2002年敗戦の日に。
DAISY CUTTER(ひな菊刈り)というふざけた名前を持つ爆弾をご存知だったろうか。わたしは辺見庸の告発を読んで初めて知った。重さ6㌧を超える大型破砕性燃料気化爆弾。あまりに重いため、爆撃機ではなく輸送機で投下せざるをえないしろもの。地上での衝撃は数㌔先まで届くという。はじめは名前のとおりヘリポートをジャングルに作る際に投下し、樹木を一掃させていたらしいが、現在は1発でアメリカンフットボール場(109×48㍍)5面分に相当するクレーターを作る。爆発の威力そのものも大きいが、爆発しなくても気化燃料が侵入したところでは酸素と反応して瞬時に爆発的に燃えるため、呼吸する生物はみな窒息する。目玉が飛び出したり、内臓が破裂したりと、正視に耐えない被害となる……
こんな無差別殺戮兵器を、アメリカはアフガンに投下している。確実に非戦闘員が大勢死んでいる。技術レベルは12世紀の、靴も履いていないタリバーンを“倒す”ために。

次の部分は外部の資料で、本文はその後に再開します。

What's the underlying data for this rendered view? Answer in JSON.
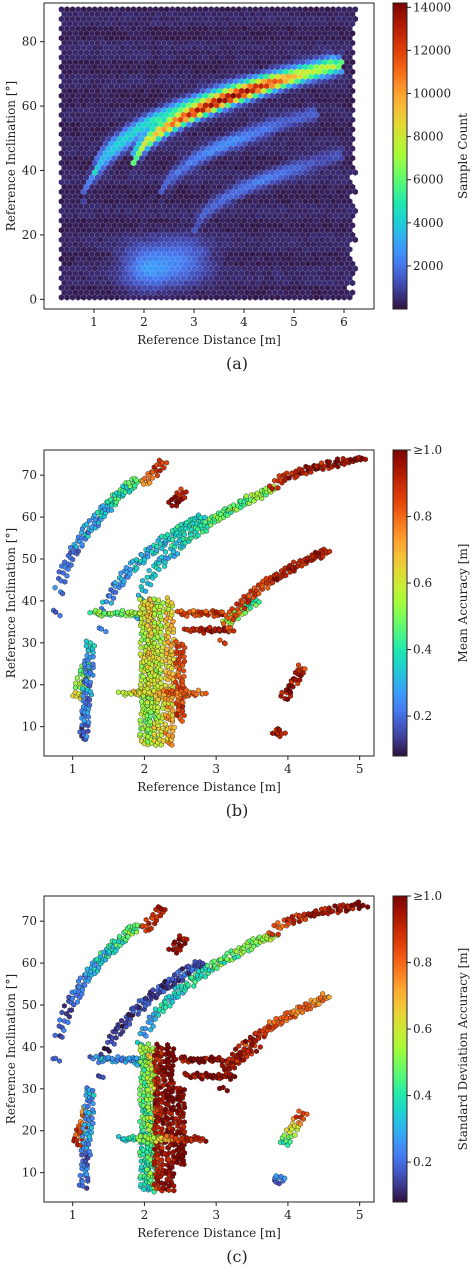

アフガンはどうやら、アメリカ軍事産業の新製品プレゼンの場と化したようだ。
読者の反感をかうことを承知で言ってやる。誰かあのブッシュとかいうクソ野郎を殴ってくれないか。自分の国がイスラム急進勢力を組織化し、大量の武器まで与えておいて、ほいで飼い犬が手を咬んだかのような“第三世界が西側にたいして初めて行った大規模テロ”に逆上し(もっとひどいことはパレスチナや東ティモールでさんざん行われた)、罪もない(まったく、罪はないぞ)非戦闘員もろともビン=ラディンを殺しにかかる。自分たちがアジア、中南米でどんなことをやってきたかの反省もなく。

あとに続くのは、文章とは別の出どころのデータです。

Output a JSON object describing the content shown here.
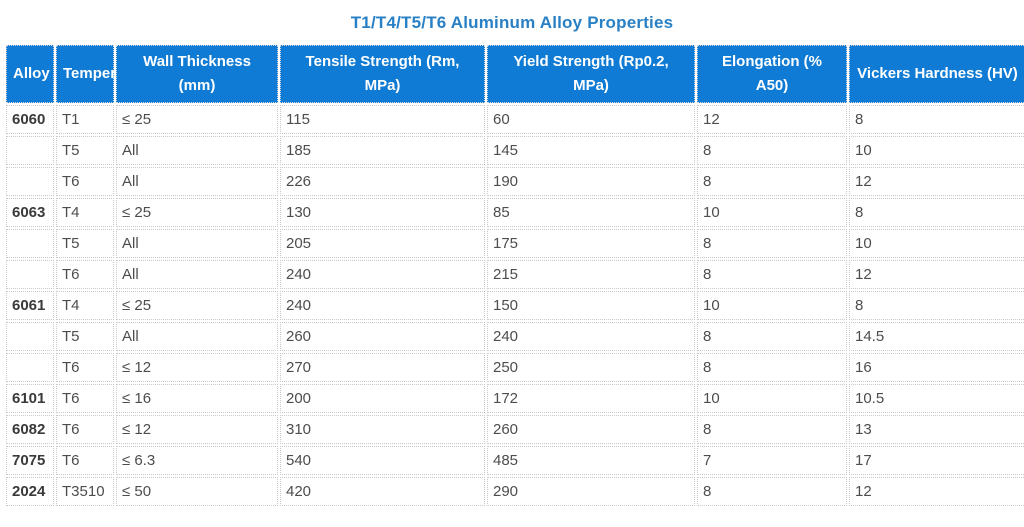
{
  "page": {
    "title": "T1/T4/T5/T6 Aluminum Alloy Properties"
  },
  "table": {
    "columns": [
      {
        "key": "alloy",
        "label": "Alloy"
      },
      {
        "key": "temper",
        "label": "Temper"
      },
      {
        "key": "wall-thickness",
        "label": "Wall Thickness (mm)"
      },
      {
        "key": "tensile-strength",
        "label": "Tensile Strength (Rm, MPa)"
      },
      {
        "key": "yield-strength",
        "label": "Yield Strength (Rp0.2, MPa)"
      },
      {
        "key": "elongation",
        "label": "Elongation (% A50)"
      },
      {
        "key": "vickers-hardness",
        "label": "Vickers Hardness (HV)"
      }
    ],
    "rows": [
      [
        "6060",
        "T1",
        "≤ 25",
        "115",
        "60",
        "12",
        "8"
      ],
      [
        "",
        "T5",
        "All",
        "185",
        "145",
        "8",
        "10"
      ],
      [
        "",
        "T6",
        "All",
        "226",
        "190",
        "8",
        "12"
      ],
      [
        "6063",
        "T4",
        "≤ 25",
        "130",
        "85",
        "10",
        "8"
      ],
      [
        "",
        "T5",
        "All",
        "205",
        "175",
        "8",
        "10"
      ],
      [
        "",
        "T6",
        "All",
        "240",
        "215",
        "8",
        "12"
      ],
      [
        "6061",
        "T4",
        "≤ 25",
        "240",
        "150",
        "10",
        "8"
      ],
      [
        "",
        "T5",
        "All",
        "260",
        "240",
        "8",
        "14.5"
      ],
      [
        "",
        "T6",
        "≤ 12",
        "270",
        "250",
        "8",
        "16"
      ],
      [
        "6101",
        "T6",
        "≤ 16",
        "200",
        "172",
        "10",
        "10.5"
      ],
      [
        "6082",
        "T6",
        "≤ 12",
        "310",
        "260",
        "8",
        "13"
      ],
      [
        "7075",
        "T6",
        "≤ 6.3",
        "540",
        "485",
        "7",
        "17"
      ],
      [
        "2024",
        "T3510",
        "≤ 50",
        "420",
        "290",
        "8",
        "12"
      ]
    ]
  },
  "colors": {
    "header_bg": "#0f7bd4",
    "header_text": "#ffffff",
    "title_text": "#2980c4",
    "cell_text": "#4d4d4d",
    "alloy_text": "#3a3a3a",
    "border": "#c9c9c9"
  }
}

だいたい根本的なことをひとつ。タリバンがあのテロをやったという本格的な証拠でもアメリカは提示したか?なんでアメリカはアフガンを爆撃せにゃならんのか、冷静になってみればおかしいことだらけだ。この件についてはあらためてまたやるけれど、辺見のアメリカ論とともに、爆撃にたいしてもっともまっとうだった意見は古館伊知郎の「かくまう奴はぶった斬る、っていうのじゃ、ますます戦争がヤクザの出入り化するじゃねえか」だった。まったくだ。

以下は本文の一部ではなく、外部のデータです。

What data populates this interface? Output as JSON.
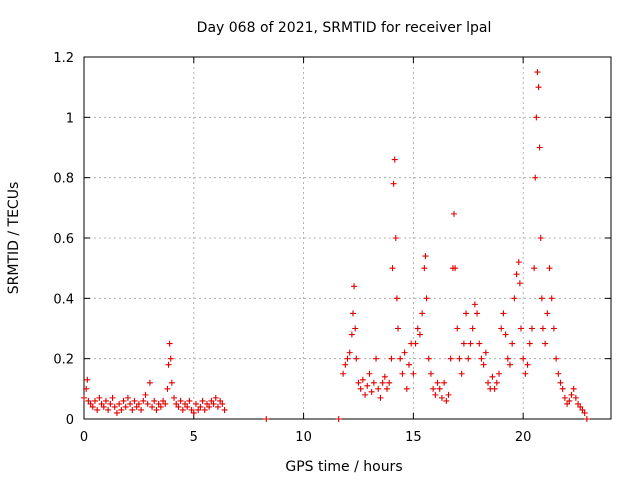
{
  "chart_data": {
    "type": "scatter",
    "title": "Day 068 of 2021, SRMTID for receiver lpal",
    "xlabel": "GPS time / hours",
    "ylabel": "SRMTID / TECUs",
    "xlim": [
      0,
      24
    ],
    "ylim": [
      0,
      1.2
    ],
    "xticks": [
      0,
      5,
      10,
      15,
      20
    ],
    "yticks": [
      0,
      0.2,
      0.4,
      0.6,
      0.8,
      1,
      1.2
    ],
    "xtick_labels": [
      "0",
      "5",
      "10",
      "15",
      "20"
    ],
    "ytick_labels": [
      "0",
      "0.2",
      "0.4",
      "0.6",
      "0.8",
      "1",
      "1.2"
    ],
    "grid": true,
    "marker": "+",
    "color": "#e00000",
    "series": [
      {
        "name": "SRMTID",
        "points": [
          [
            0.0,
            0.07
          ],
          [
            0.1,
            0.1
          ],
          [
            0.15,
            0.13
          ],
          [
            0.2,
            0.06
          ],
          [
            0.3,
            0.05
          ],
          [
            0.4,
            0.04
          ],
          [
            0.5,
            0.06
          ],
          [
            0.6,
            0.03
          ],
          [
            0.7,
            0.07
          ],
          [
            0.8,
            0.05
          ],
          [
            0.9,
            0.04
          ],
          [
            1.0,
            0.06
          ],
          [
            1.1,
            0.03
          ],
          [
            1.2,
            0.05
          ],
          [
            1.3,
            0.07
          ],
          [
            1.4,
            0.04
          ],
          [
            1.5,
            0.02
          ],
          [
            1.6,
            0.05
          ],
          [
            1.7,
            0.03
          ],
          [
            1.8,
            0.06
          ],
          [
            1.9,
            0.04
          ],
          [
            2.0,
            0.07
          ],
          [
            2.1,
            0.05
          ],
          [
            2.2,
            0.03
          ],
          [
            2.3,
            0.06
          ],
          [
            2.4,
            0.04
          ],
          [
            2.5,
            0.05
          ],
          [
            2.6,
            0.03
          ],
          [
            2.7,
            0.06
          ],
          [
            2.8,
            0.08
          ],
          [
            2.9,
            0.05
          ],
          [
            3.0,
            0.12
          ],
          [
            3.1,
            0.04
          ],
          [
            3.2,
            0.06
          ],
          [
            3.3,
            0.03
          ],
          [
            3.4,
            0.05
          ],
          [
            3.5,
            0.04
          ],
          [
            3.6,
            0.06
          ],
          [
            3.7,
            0.05
          ],
          [
            3.8,
            0.1
          ],
          [
            3.85,
            0.18
          ],
          [
            3.9,
            0.25
          ],
          [
            3.95,
            0.2
          ],
          [
            4.0,
            0.12
          ],
          [
            4.1,
            0.07
          ],
          [
            4.2,
            0.05
          ],
          [
            4.3,
            0.04
          ],
          [
            4.4,
            0.06
          ],
          [
            4.5,
            0.03
          ],
          [
            4.6,
            0.05
          ],
          [
            4.7,
            0.04
          ],
          [
            4.8,
            0.06
          ],
          [
            4.9,
            0.03
          ],
          [
            5.0,
            0.02
          ],
          [
            5.1,
            0.05
          ],
          [
            5.2,
            0.03
          ],
          [
            5.3,
            0.04
          ],
          [
            5.4,
            0.06
          ],
          [
            5.5,
            0.03
          ],
          [
            5.6,
            0.05
          ],
          [
            5.7,
            0.04
          ],
          [
            5.8,
            0.06
          ],
          [
            5.9,
            0.05
          ],
          [
            6.0,
            0.07
          ],
          [
            6.1,
            0.04
          ],
          [
            6.2,
            0.06
          ],
          [
            6.3,
            0.05
          ],
          [
            6.4,
            0.03
          ],
          [
            8.3,
            0.0
          ],
          [
            11.6,
            0.0
          ],
          [
            11.8,
            0.15
          ],
          [
            11.9,
            0.18
          ],
          [
            12.0,
            0.2
          ],
          [
            12.1,
            0.22
          ],
          [
            12.2,
            0.28
          ],
          [
            12.25,
            0.35
          ],
          [
            12.3,
            0.44
          ],
          [
            12.35,
            0.3
          ],
          [
            12.4,
            0.2
          ],
          [
            12.5,
            0.12
          ],
          [
            12.6,
            0.1
          ],
          [
            12.7,
            0.13
          ],
          [
            12.8,
            0.08
          ],
          [
            12.9,
            0.11
          ],
          [
            13.0,
            0.15
          ],
          [
            13.1,
            0.09
          ],
          [
            13.2,
            0.12
          ],
          [
            13.3,
            0.2
          ],
          [
            13.4,
            0.1
          ],
          [
            13.5,
            0.07
          ],
          [
            13.6,
            0.12
          ],
          [
            13.7,
            0.14
          ],
          [
            13.8,
            0.1
          ],
          [
            13.9,
            0.12
          ],
          [
            14.0,
            0.2
          ],
          [
            14.05,
            0.5
          ],
          [
            14.1,
            0.78
          ],
          [
            14.15,
            0.86
          ],
          [
            14.2,
            0.6
          ],
          [
            14.25,
            0.4
          ],
          [
            14.3,
            0.3
          ],
          [
            14.4,
            0.2
          ],
          [
            14.5,
            0.15
          ],
          [
            14.6,
            0.22
          ],
          [
            14.7,
            0.1
          ],
          [
            14.8,
            0.18
          ],
          [
            14.9,
            0.25
          ],
          [
            15.0,
            0.15
          ],
          [
            15.1,
            0.25
          ],
          [
            15.2,
            0.3
          ],
          [
            15.3,
            0.28
          ],
          [
            15.4,
            0.35
          ],
          [
            15.5,
            0.5
          ],
          [
            15.55,
            0.54
          ],
          [
            15.6,
            0.4
          ],
          [
            15.7,
            0.2
          ],
          [
            15.8,
            0.15
          ],
          [
            15.9,
            0.1
          ],
          [
            16.0,
            0.08
          ],
          [
            16.1,
            0.12
          ],
          [
            16.2,
            0.1
          ],
          [
            16.3,
            0.07
          ],
          [
            16.4,
            0.12
          ],
          [
            16.5,
            0.06
          ],
          [
            16.6,
            0.08
          ],
          [
            16.7,
            0.2
          ],
          [
            16.8,
            0.5
          ],
          [
            16.85,
            0.68
          ],
          [
            16.9,
            0.5
          ],
          [
            17.0,
            0.3
          ],
          [
            17.1,
            0.2
          ],
          [
            17.2,
            0.15
          ],
          [
            17.3,
            0.25
          ],
          [
            17.4,
            0.35
          ],
          [
            17.5,
            0.2
          ],
          [
            17.6,
            0.25
          ],
          [
            17.7,
            0.3
          ],
          [
            17.8,
            0.38
          ],
          [
            17.9,
            0.35
          ],
          [
            18.0,
            0.25
          ],
          [
            18.1,
            0.2
          ],
          [
            18.2,
            0.18
          ],
          [
            18.3,
            0.22
          ],
          [
            18.4,
            0.12
          ],
          [
            18.5,
            0.1
          ],
          [
            18.6,
            0.14
          ],
          [
            18.7,
            0.1
          ],
          [
            18.8,
            0.12
          ],
          [
            18.9,
            0.15
          ],
          [
            19.0,
            0.3
          ],
          [
            19.1,
            0.35
          ],
          [
            19.2,
            0.28
          ],
          [
            19.3,
            0.2
          ],
          [
            19.4,
            0.18
          ],
          [
            19.5,
            0.25
          ],
          [
            19.6,
            0.4
          ],
          [
            19.7,
            0.48
          ],
          [
            19.8,
            0.52
          ],
          [
            19.85,
            0.45
          ],
          [
            19.9,
            0.3
          ],
          [
            20.0,
            0.2
          ],
          [
            20.1,
            0.15
          ],
          [
            20.2,
            0.18
          ],
          [
            20.3,
            0.25
          ],
          [
            20.4,
            0.3
          ],
          [
            20.5,
            0.5
          ],
          [
            20.55,
            0.8
          ],
          [
            20.6,
            1.0
          ],
          [
            20.65,
            1.15
          ],
          [
            20.7,
            1.1
          ],
          [
            20.75,
            0.9
          ],
          [
            20.8,
            0.6
          ],
          [
            20.85,
            0.4
          ],
          [
            20.9,
            0.3
          ],
          [
            21.0,
            0.25
          ],
          [
            21.1,
            0.35
          ],
          [
            21.2,
            0.5
          ],
          [
            21.3,
            0.4
          ],
          [
            21.4,
            0.3
          ],
          [
            21.5,
            0.2
          ],
          [
            21.6,
            0.15
          ],
          [
            21.7,
            0.12
          ],
          [
            21.8,
            0.1
          ],
          [
            21.9,
            0.07
          ],
          [
            22.0,
            0.05
          ],
          [
            22.1,
            0.06
          ],
          [
            22.2,
            0.08
          ],
          [
            22.3,
            0.1
          ],
          [
            22.4,
            0.07
          ],
          [
            22.5,
            0.05
          ],
          [
            22.6,
            0.04
          ],
          [
            22.7,
            0.03
          ],
          [
            22.8,
            0.02
          ],
          [
            22.9,
            0.0
          ]
        ]
      }
    ]
  }
}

……2007年現在、標的はイラク(アフガン以上に意味がわからない)に変更され、結果的に世界の“コスト”が一気に高騰。原油価格を下げるには次期大統領選における共和党の敗北が必要、なんて情けない話まで出ている。
愚劣な王をいただいた国と無邪気にタッグを組んだ幼稚な国々。これが世界の現状と言えるのではないか。